The most surreal response came from the head of the IPCC: "We are pleased to note Ofcom has vindicated the IPCC's claim against Channel 4 in spirit and in substance."
Meanwhile, in the "liberal" press, the attacks continue. Some bloke called Leo Hickman said the film was "toxic" and George Monbiot emerged from his bath- tub again slashing and slashing. The film, he reminded us, was a "cruel deception" and, he asked innocently: "Why is Channel 4 waging war against the greens?"
Sadly I missed all this. I was taking my family round the US in a gas-guzzling Winnebago. My reading matter was Milton Friedman, who writes: "It is entirely appropriate people should bear a cost – if only of unpopularity and criticism – for speaking freely. However, the cost should be reasonable and not disproportionate. There should not be, in the words of a famous Supreme Court decision, 'a chilling effect' on free speech."
In the year that has passed since the film was broadcast, I have discovered what that "chilling effect" is.

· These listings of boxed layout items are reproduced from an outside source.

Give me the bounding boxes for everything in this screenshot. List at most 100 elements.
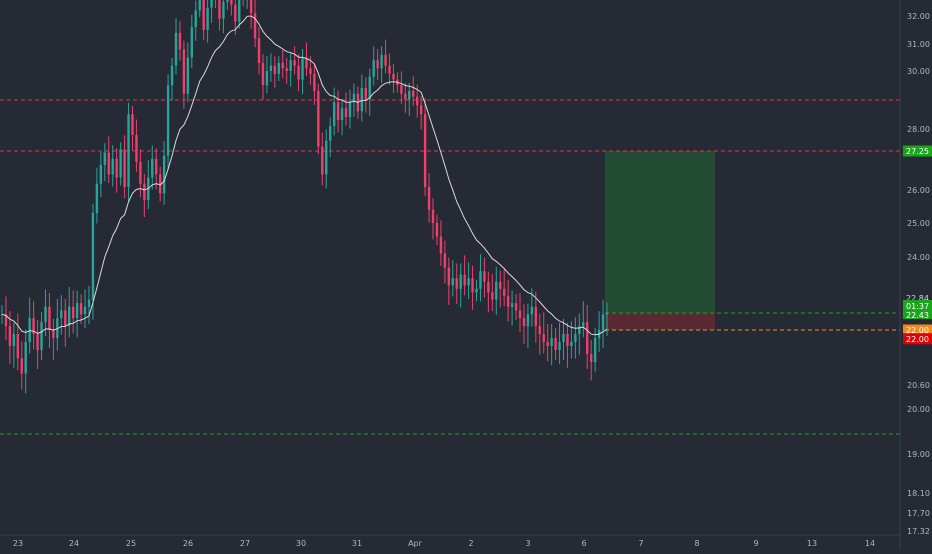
candle-61 [242, 0, 244, 7]
candle-88 [348, 89, 352, 129]
candle-132 [522, 303, 526, 344]
candle-7 [28, 297, 31, 354]
candle-13 [52, 318, 55, 360]
candle-109 [431, 198, 435, 240]
candle-104 [412, 76, 415, 106]
candle-125 [495, 267, 498, 315]
candle-31 [123, 135, 126, 199]
candle-106 [419, 96, 423, 130]
candle-30 [119, 142, 122, 186]
candle-117 [463, 255, 466, 296]
candle-14 [56, 298, 59, 351]
candle-138 [546, 324, 549, 362]
candle-44 [174, 18, 178, 75]
candle-58 [230, 0, 233, 16]
time-tick-6: 31 [352, 539, 362, 548]
candle-87 [344, 92, 348, 126]
candle-68 [269, 53, 273, 82]
price-axis[interactable]: 32.00 31.00 30.00 28.00 26.00 25.00 24.00 20.60… [907, 12, 930, 536]
time-axis[interactable]: 23 24 25 26 27 30 31 Apr 2 3 6 7 8 9 13 14 [13, 539, 875, 548]
candle-49 [194, 0, 197, 41]
candle-124 [491, 274, 494, 312]
candle-46 [182, 40, 186, 109]
candle-18 [71, 290, 75, 334]
candle-89 [352, 83, 356, 117]
svg-text:22.43: 22.43 [906, 311, 929, 320]
candle-79 [313, 64, 316, 105]
candle-130 [514, 294, 518, 321]
candle-120 [475, 279, 478, 302]
svg-text:27.25: 27.25 [906, 147, 929, 156]
candle-91 [360, 74, 364, 122]
time-tick-10: 6 [581, 539, 586, 548]
candle-36 [143, 173, 146, 217]
position-tool[interactable] [605, 151, 715, 330]
candle-21 [83, 289, 87, 329]
stop-zone[interactable] [605, 313, 715, 330]
candle-85 [336, 90, 340, 133]
candle-131 [518, 292, 522, 332]
candle-22 [87, 285, 91, 325]
candle-76 [301, 48, 304, 95]
candle-146 [578, 313, 581, 355]
price-tick-3: 28.00 [907, 125, 930, 134]
candle-143 [566, 322, 569, 368]
candle-62 [246, 0, 248, 9]
svg-text:22.84: 22.84 [906, 294, 929, 303]
candle-9 [36, 320, 39, 370]
price-label-0: 27.25 [903, 145, 932, 157]
time-tick-15: 14 [865, 539, 875, 548]
candle-110 [435, 214, 439, 246]
candle-42 [166, 74, 170, 170]
candle-142 [562, 318, 565, 360]
candle-126 [499, 270, 502, 308]
candle-153 [605, 302, 609, 336]
candle-56 [222, 0, 225, 34]
candle-147 [582, 301, 585, 338]
candle-113 [447, 257, 451, 305]
candle-39 [155, 148, 158, 190]
candle-94 [372, 46, 375, 86]
time-tick-3: 26 [183, 539, 193, 548]
candle-133 [526, 303, 530, 348]
candle-93 [368, 68, 371, 116]
candle-80 [317, 83, 320, 155]
price-tick-2: 30.00 [907, 67, 930, 76]
price-label-1: 22.84 [906, 294, 929, 303]
candle-38 [151, 145, 154, 190]
candle-43 [170, 57, 174, 101]
candle-123 [487, 271, 490, 313]
moving-average-line [1, 15, 608, 336]
price-tick-11: 17.70 [907, 509, 930, 518]
candle-96 [380, 46, 383, 83]
candle-66 [261, 54, 265, 100]
candle-152 [601, 300, 605, 348]
svg-text:22.00: 22.00 [906, 335, 929, 344]
candle-10 [40, 312, 43, 360]
candle-83 [329, 117, 332, 158]
candle-116 [459, 263, 462, 308]
candle-98 [388, 53, 391, 85]
candle-2 [8, 311, 12, 364]
candle-29 [115, 148, 118, 193]
candle-129 [510, 290, 514, 326]
profit-zone[interactable] [605, 151, 715, 313]
candle-92 [364, 77, 367, 113]
candle-141 [558, 322, 561, 364]
candle-41 [162, 141, 166, 205]
time-tick-13: 9 [753, 539, 758, 548]
candle-122 [483, 257, 486, 298]
candle-103 [408, 82, 411, 116]
price-tick-9: 19.00 [907, 450, 930, 459]
candle-11 [44, 289, 47, 336]
candle-107 [423, 98, 427, 197]
candle-77 [305, 42, 308, 77]
candle-137 [542, 312, 545, 354]
candle-128 [506, 279, 510, 322]
candle-112 [443, 240, 447, 284]
price-label-sub-2: 01:37 [906, 302, 929, 311]
candle-51 [202, 0, 205, 40]
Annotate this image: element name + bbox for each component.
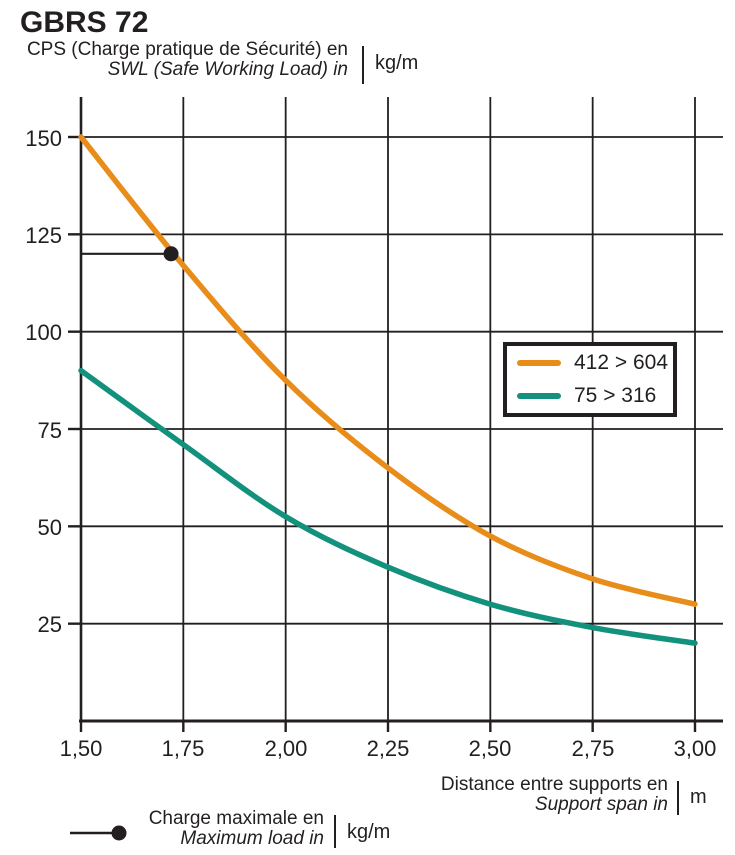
max-load-unit: kg/m: [347, 821, 391, 843]
y-axis-label: CPS (Charge pratique de Sécurité) en SWL…: [0, 40, 348, 80]
max-load-label-fr: Charge maximale en: [148, 808, 324, 829]
x-axis-unit: m: [690, 786, 707, 808]
x-tick-label: 2,25: [366, 736, 410, 761]
page-title: GBRS 72: [20, 6, 149, 39]
max-load-annotation: [81, 246, 179, 262]
y-axis-label-fr: CPS (Charge pratique de Sécurité) en: [26, 39, 348, 60]
x-axis-label: Distance entre supports en Support span …: [300, 775, 668, 815]
y-tick-label: 150: [25, 126, 62, 151]
legend-label: 75 > 316: [574, 384, 657, 407]
legend-item-75-316: 75 > 316: [517, 384, 673, 408]
curve-412-604: [78, 134, 698, 607]
legend-label: 412 > 604: [574, 351, 669, 374]
y-axis-unit: kg/m: [375, 52, 419, 74]
x-tick-label: 1,75: [161, 736, 205, 761]
x-axis-label-fr: Distance entre supports en: [440, 774, 668, 795]
legend-swatch-teal: [517, 393, 561, 399]
x-tick-label: 2,50: [468, 736, 512, 761]
y-tick-label: 50: [37, 515, 62, 540]
legend: 412 > 604 75 > 316: [503, 342, 677, 417]
x-tick-label: 2,75: [571, 736, 615, 761]
max-load-unit-divider: [334, 815, 336, 848]
max-load-key-label: Charge maximale en Maximum load in: [60, 809, 324, 849]
axes: [68, 97, 723, 732]
curves: [78, 134, 698, 646]
y-tick-label: 75: [37, 418, 62, 443]
curve-75-316: [78, 367, 698, 646]
x-tick-label: 3,00: [673, 736, 717, 761]
y-tick-label: 125: [25, 223, 62, 248]
legend-item-412-604: 412 > 604: [517, 351, 673, 375]
y-tick-label: 25: [37, 612, 62, 637]
max-load-marker-icon: [70, 825, 127, 841]
x-tick-label: 1,50: [59, 736, 103, 761]
max-load-label-en: Maximum load in: [180, 828, 324, 849]
x-tick-label: 2,00: [264, 736, 308, 761]
x-axis-label-en: Support span in: [534, 794, 668, 815]
x-axis-unit-divider: [677, 781, 679, 815]
y-axis-label-en: SWL (Safe Working Load) in: [107, 59, 348, 80]
y-tick-label: 100: [25, 320, 62, 345]
max-load-point: [163, 246, 179, 262]
gridlines: [81, 97, 723, 721]
y-axis-unit-divider: [362, 46, 364, 84]
legend-swatch-orange: [517, 360, 561, 366]
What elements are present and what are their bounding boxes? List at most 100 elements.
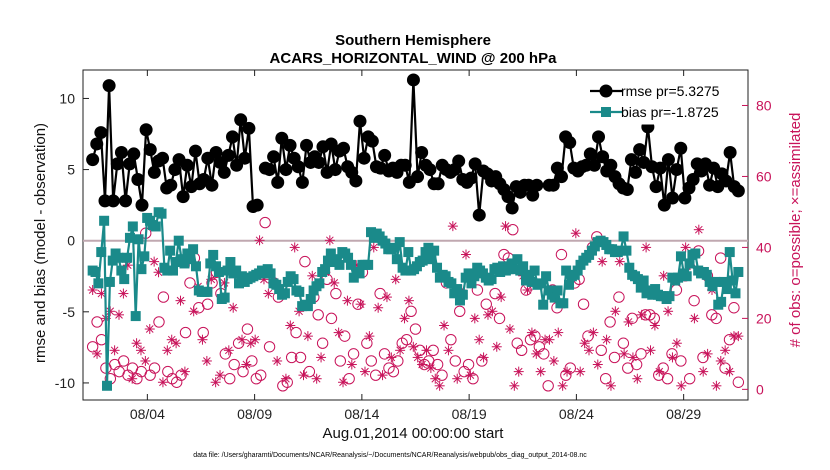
obs-assimilated-marker bbox=[562, 366, 573, 377]
obs-assimilated-marker bbox=[645, 345, 656, 356]
asterisk-stroke bbox=[189, 307, 198, 316]
obs-assimilated-marker bbox=[733, 331, 744, 342]
x-tick-label: 08/29 bbox=[666, 406, 701, 422]
y-right-tick-label: 20 bbox=[756, 310, 772, 326]
rmse-point bbox=[312, 155, 326, 169]
obs-possible-marker bbox=[467, 373, 479, 385]
rmse-point bbox=[337, 141, 351, 155]
rmse-point bbox=[678, 191, 692, 205]
bias-point bbox=[509, 264, 520, 275]
rmse-point bbox=[406, 73, 420, 87]
asterisk-stroke bbox=[299, 371, 308, 380]
asterisk-stroke bbox=[576, 367, 585, 376]
asterisk-stroke bbox=[646, 346, 655, 355]
asterisk-stroke bbox=[238, 335, 246, 344]
obs-assimilated-marker bbox=[676, 380, 687, 391]
y-tick-label: 5 bbox=[67, 162, 75, 178]
bias-point bbox=[440, 271, 451, 282]
asterisk-stroke bbox=[308, 271, 317, 280]
obs-possible-marker bbox=[303, 365, 316, 378]
asterisk-stroke bbox=[312, 374, 321, 383]
asterisk-stroke bbox=[629, 353, 637, 362]
rmse-point bbox=[238, 151, 252, 165]
x-tick-label: 08/09 bbox=[237, 406, 272, 422]
bias-point bbox=[208, 249, 219, 260]
rmse-point bbox=[620, 182, 634, 196]
asterisk-stroke bbox=[172, 339, 180, 348]
bias-point bbox=[133, 234, 144, 245]
asterisk-stroke bbox=[580, 339, 589, 348]
asterisk-stroke bbox=[405, 296, 413, 305]
legend-bias-label: bias pr=-1.8725 bbox=[621, 104, 719, 120]
obs-assimilated-marker bbox=[430, 373, 441, 384]
asterisk-stroke bbox=[545, 335, 554, 344]
asterisk-stroke bbox=[510, 381, 519, 390]
bias-point bbox=[363, 259, 374, 270]
bias-point bbox=[325, 248, 336, 259]
obs-assimilated-marker bbox=[619, 348, 630, 359]
asterisk-stroke bbox=[145, 325, 154, 333]
bias-point bbox=[615, 245, 626, 256]
asterisk-stroke bbox=[668, 353, 677, 362]
asterisk-stroke bbox=[304, 332, 312, 340]
asterisk-stroke bbox=[550, 357, 558, 365]
x-tick-label: 08/24 bbox=[559, 406, 594, 422]
rmse-point bbox=[592, 130, 606, 144]
asterisk-stroke bbox=[229, 303, 238, 312]
obs-possible-marker bbox=[723, 333, 736, 346]
asterisk-stroke bbox=[703, 350, 712, 358]
obs-assimilated-marker bbox=[592, 359, 603, 370]
asterisk-stroke bbox=[198, 335, 207, 344]
rmse-point bbox=[139, 123, 153, 137]
bias-point bbox=[716, 296, 727, 307]
rmse-point bbox=[205, 178, 219, 192]
obs-assimilated-marker bbox=[166, 334, 177, 345]
rmse-point bbox=[90, 137, 104, 151]
obs-possible-marker bbox=[316, 337, 329, 349]
bias-point bbox=[664, 291, 675, 302]
bias-point bbox=[429, 245, 440, 256]
bias-point bbox=[127, 221, 138, 232]
obs-assimilated-marker bbox=[175, 295, 186, 306]
bias-point bbox=[518, 261, 529, 272]
obs-possible-marker bbox=[392, 355, 404, 367]
obs-assimilated-marker bbox=[223, 345, 234, 356]
obs-assimilated-marker bbox=[689, 313, 700, 324]
bias-point bbox=[305, 294, 316, 305]
obs-assimilated-marker bbox=[109, 345, 120, 356]
obs-assimilated-marker bbox=[201, 355, 212, 366]
obs-assimilated-marker bbox=[359, 366, 370, 377]
bias-point bbox=[718, 276, 729, 287]
obs-assimilated-marker bbox=[623, 316, 634, 327]
asterisk-stroke bbox=[475, 335, 484, 344]
obs-possible-marker bbox=[148, 362, 161, 374]
asterisk-stroke bbox=[110, 346, 119, 355]
obs-assimilated-marker bbox=[346, 359, 357, 370]
obs-assimilated-marker bbox=[324, 235, 335, 246]
bias-point bbox=[90, 266, 101, 277]
obs-possible-marker bbox=[365, 355, 377, 367]
asterisk-stroke bbox=[141, 357, 150, 365]
bias-point bbox=[165, 245, 176, 256]
asterisk-stroke bbox=[167, 335, 176, 344]
rmse-point bbox=[349, 174, 363, 188]
obs-assimilated-marker bbox=[188, 306, 199, 317]
obs-assimilated-marker bbox=[338, 377, 349, 388]
bias-point bbox=[417, 255, 428, 266]
obs-assimilated-marker bbox=[241, 359, 252, 370]
obs-assimilated-marker bbox=[162, 345, 173, 356]
bias-point bbox=[93, 278, 104, 289]
obs-possible-marker bbox=[613, 291, 625, 303]
rmse-point bbox=[530, 178, 544, 192]
rmse-point bbox=[464, 171, 478, 185]
obs-possible-marker bbox=[339, 330, 351, 342]
asterisk-stroke bbox=[712, 381, 721, 390]
asterisk-stroke bbox=[694, 225, 703, 234]
bias-point bbox=[182, 248, 193, 259]
obs-possible-marker bbox=[86, 341, 99, 353]
rmse-point bbox=[123, 157, 137, 171]
obs-assimilated-marker bbox=[377, 370, 388, 381]
bias-point bbox=[526, 276, 537, 287]
obs-assimilated-marker bbox=[557, 380, 568, 391]
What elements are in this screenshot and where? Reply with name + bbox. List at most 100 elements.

It is when a programme maker needs to risk his career in order to make a particular film. It is when a commissioning editor or a broadcaster is genuinely fearful of straying into certain areas.
The main Ofcom complainant noted: "This is Not an Attack on Free Speech". So rather than try to shut me up, bully and vilify, why don't they engage in an honest discussion about the science?
I'll tell you why. Because the theory of global warming is crumbling round their ears. For the past decade now, world temperatures have been static or slightly declining – and that's according to the IPCC. I don't remember their silly models predicting that 10 years ago.
I no longer give a stuff whether left-liberal types agree with my views on global warming. However, I do expect every last one of them who claims to value the freedom to speak one's mind, to defend my right to air them.